Post-entry catalysts. An AI-agent-security inflection (the metered line crossing >15–20% of ARR); a buyback initiation against $1.84B net cash; the federal ramp on the DoW IL5 authorisation; GAAP operating profit turning positive (~FY27E); and a broad sector revenue-multiple re-rating, in which Zscaler has the most torque given its discount.
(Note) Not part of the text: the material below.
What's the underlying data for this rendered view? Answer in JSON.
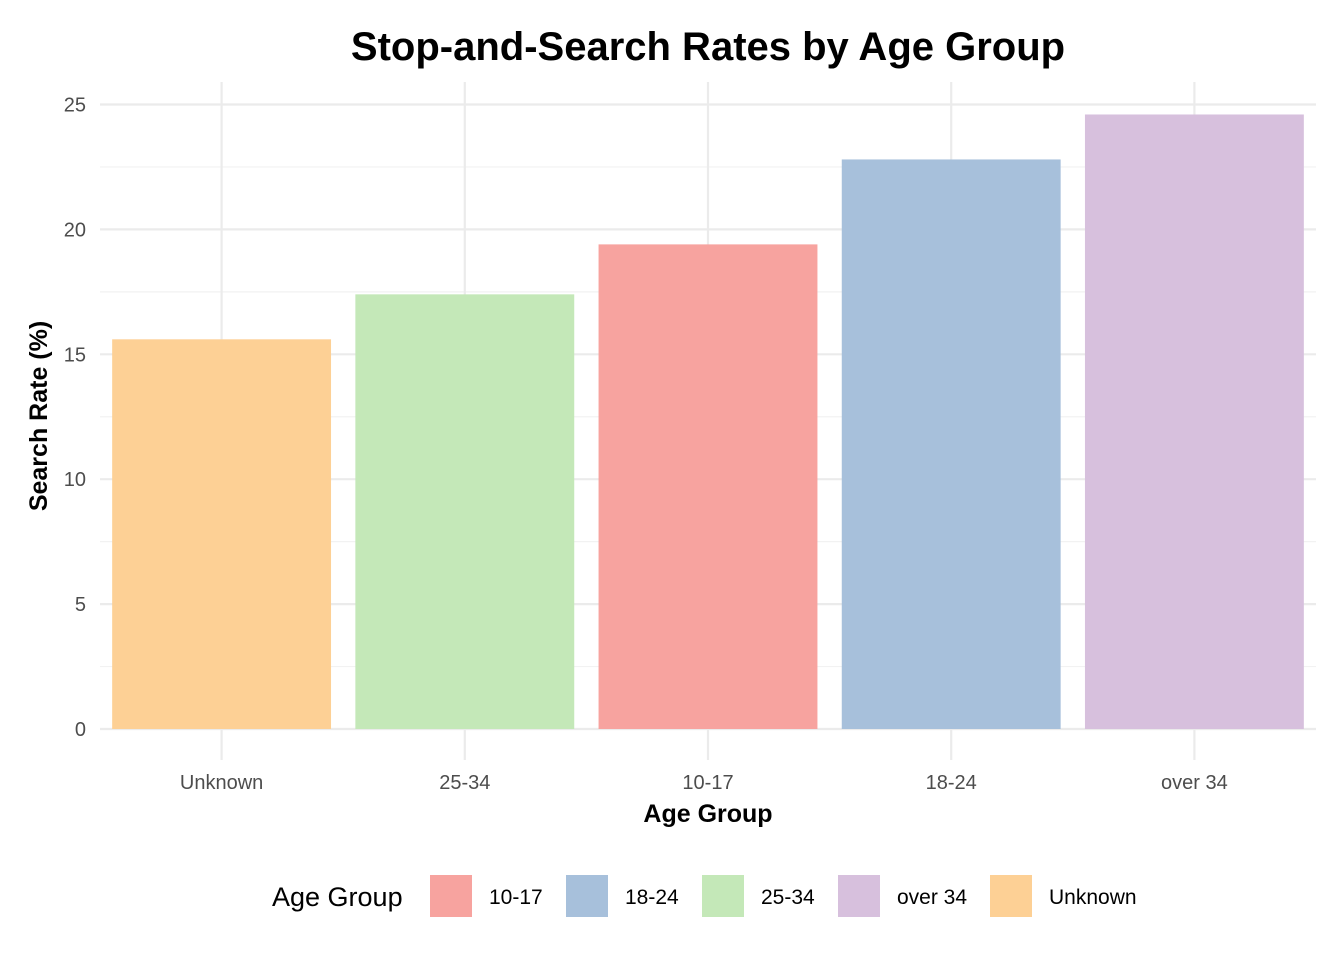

Exhibit 13 — Risk register, ordered by probability × impact
RiskSeverityEarliest warning to monitor
1 · Market prices cash and de-rates the whole complex — "cheap vs peers" offers no protection when the group falls together.HighPeer forward multiples; real yields; cyber-ETF de-rate
2 · Growth below the FY27 guide with net retention under 110% — both levers compressing together.HighAnnual NRR print; organic net-new ARR ex-Red Canary
3 · Competitive bundling in the adjacencies — Microsoft / Cisco / Palo Alto / Cloudflare compressing SASE/data-security pricing.Med-HighAdjacency ARR growth; win-rates; pricing commentary
4 · Capex / depreciation drag eating the S&M leverage.Med-HighCapex % of revenue; capex–D&A gap; useful-life changes
5 · Go-to-market disruption from the sales-leader exits.MedNew-logo ARR; bookings; further departures
6 · M&A misallocation — Red Canary / Symmetry goodwill impairment.MedGoodwill tests; ex-acquisition organic ARR
7 · 2028 convert repayment consuming half the cash cushion.LowerLiquidity coverage; refinancing commentary
8 · Single-quarter volatility — ±20–40% on a print.LowerImplied-move vs realised into prints
Brighthedge — severity = probability × impactThe earliest warning is a footnote, not a price: a useful-life shortening on servers, NRR below 110%, SBC flat-or-rising, decelerating deferred revenue, or a dropped line item
Existential vs thesis risk

Existential risk to the business is essentially nil: net cash, a durable non-discretionary core, no solvency exposure, no accounting-fraud profile. Every risk here is a valuation risk, not a viability risk — risks 1 and 2 collapse the gap from the ~$205 bull to the ~$55 bear, but the company keeps growing and self-funding. The equity can halve without the business breaking. That is precisely why the stance is Watchlist and the expression is structured to harvest volatility rather than bet on impairment. We rate Zscaler at Watchlist, medium conviction, and would turn constructive on a move into the $90s without ARR impairment, or on organic re-acceleration with net retention back to ≥114%.

14 · Consistency review

The lenses reconcile rather than contradict. The reverse DCF shows $134 implies a ~35% terminal owner-FCF margin — an outcome only the bull approaches; the scenario reverse shows the price embeds a ~37% bull probability versus our 25%. Both agree the market prices a bull-tilted outcome we assign materially lower odds. The DCF base ($68) and the scenario base ($115) are deliberately different, not inconsistent: the DCF base is the intrinsic value of owner cash flow with SBC as a cash cost (regime-independent), while the scenario base layers in the regime assumption that the market keeps valuing on revenue at a compressed multiple — the ~$47 difference is the capitalised value of the stock-comp/regime question, the same wedge that runs through the whole report. Shared inputs tie across sections on a single market-data base: ~$134 price; 161.7M shares; net cash $1,839.5M; market cap ~$21.7bn; EV ~$19.8bn; EV/NTM sales ~5.4x; WACC ~10%; FY26E revenue $3,330M; FY26E re-adjusted operating income ≈ −$50M (the −1.5% GAAP margin); SBC FY26E $799M. The probability-weighted fair value (~$117) sits below the price (~$134), consistent with the Watchlist conclusion. The DCF, comps and scenario lenses reconcile conceptually — read against the figures above — and their divergence is itself the thesis (cash versus revenue regime), not an error.